- A-Z Animals
Moths are groups of mostly nocturnal insects that share the order Lepidoptera with butterflies. They usually have threadlike or feathery antennae in contrast to butterflies that possess thin antennae with small clubs or balls at the end.
It is estimated that about 160,000 moth species currently exist, out of which nearly 11,000 species are found in the US, and many of these are yet to be described by scientists. Here are some of the different types of moth species that are commonly found today:
Size: Moths vary in size depending on the species. The largest species is Atlas moth with a wingspan of about 25-30 cm and a wing surface area of nearly 400 cm2 while the smallest Nepticulidae moths have a wingspan of approximately 0.25 cm.
Color: They typically have dull coloring with drab-colored wings.
Body: Their body is larger and bulkier as compared to butterflies and is covered with dust-like scales.
Wings: Their forewings are joined to the hind wings by a frenulum, a small fold of tissue. This coupling of wings allows them to work in unison when they are flying.
Moths are found all across the globe, occurring on all the continents except Antarctica. Although their population is higher and more diversified near the tropics, some moth species exist at the limits of Arctic vegetation.
They can adapt to nearly every environment, from high mountaintops and deserts to salt marshes. Moths typically live in mangroves, grasslands, lowland forests, dunes, and wetlands.
The lifespan of moths varies significantly depending on the species. An adult brown house moth typically lives for 2-4 months while the hawk moths have an average lifespan of 3 months. The yucca moths are the shortest-lived, surviving for only two days after metamorphosis.
Adult moths eat only liquids for maintaining their water balance. While most species sip nectar from flowers, others take sap from trees and fluids from rotting fruits, animal dung, or bird droppings. The larvae of several moth species like tineid moths feed on fabric, including blankets and clothes made from silk or wool.

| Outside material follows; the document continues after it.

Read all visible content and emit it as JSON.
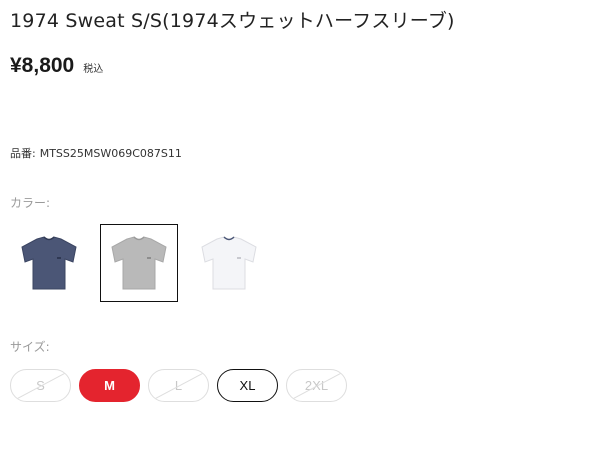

Adult moths attract potential mates by releasing pheromones. After locating his mate, the adult male pursues the female until she moves down to the ground. The male moth moves his antennae, flaps his wings, and releases pheromones. He then mounts the female, with the mating process being very brief.

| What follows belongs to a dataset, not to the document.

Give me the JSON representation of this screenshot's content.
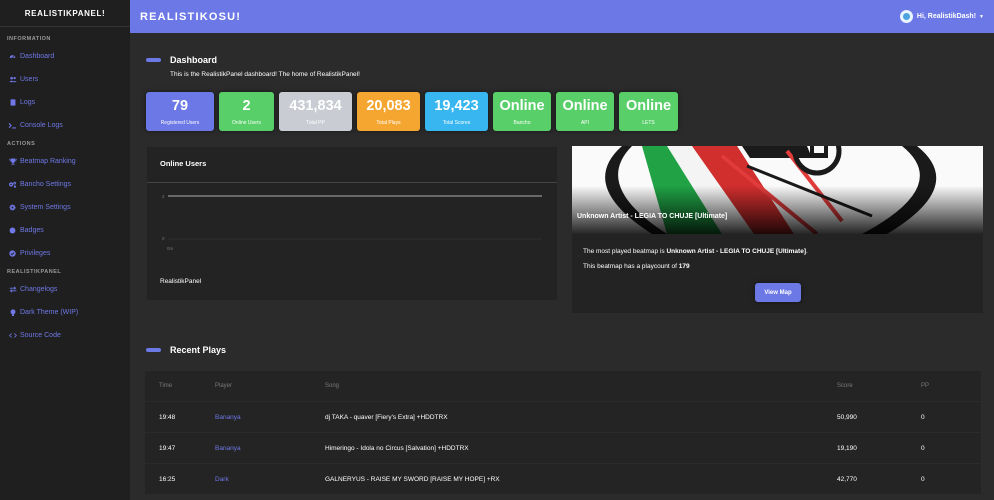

After mating successfully, females lay eggs singly or in batches inside plant tissues, drop them from the air, or attach them to objects. In colder regions, the eggs hatch either in summer or spring. Depending upon the species, the availability of food, and the temperature, it takes about 15 days to 2 years for the eggs to transform into adult moths.
1. Where do moths come from?
Moths originated long before the butterflies, with fossils found that are approximately 190 million years old. Scientists believe that moths first appeared along with flowering plants, with Archaeolepis mane being the earliest ancestor of moths having scaled wings just like caddisflies.
2. Do moths bite?
No, most moth species found in homes do not bite people.
3. Do moths eat clothes?
The larvae of Tineidae moths eat clothes made from natural fibers like silk or wool.
4. Are moths poisonous?
Yes. Some species like the six-spot burnet moth produce cyanide-based compounds to create different forewing markings, signaling predators to leave them alone.
5. Are moths nocturnal?
Not all moth species are nocturnal. Some species like the sphinx moths are diurnal or crepuscular.
6. What predators may eat moths?
Moths are preyed upon by insectivorous animals like some species of bats, owls, lizards, rodents, cats, dogs, and bears.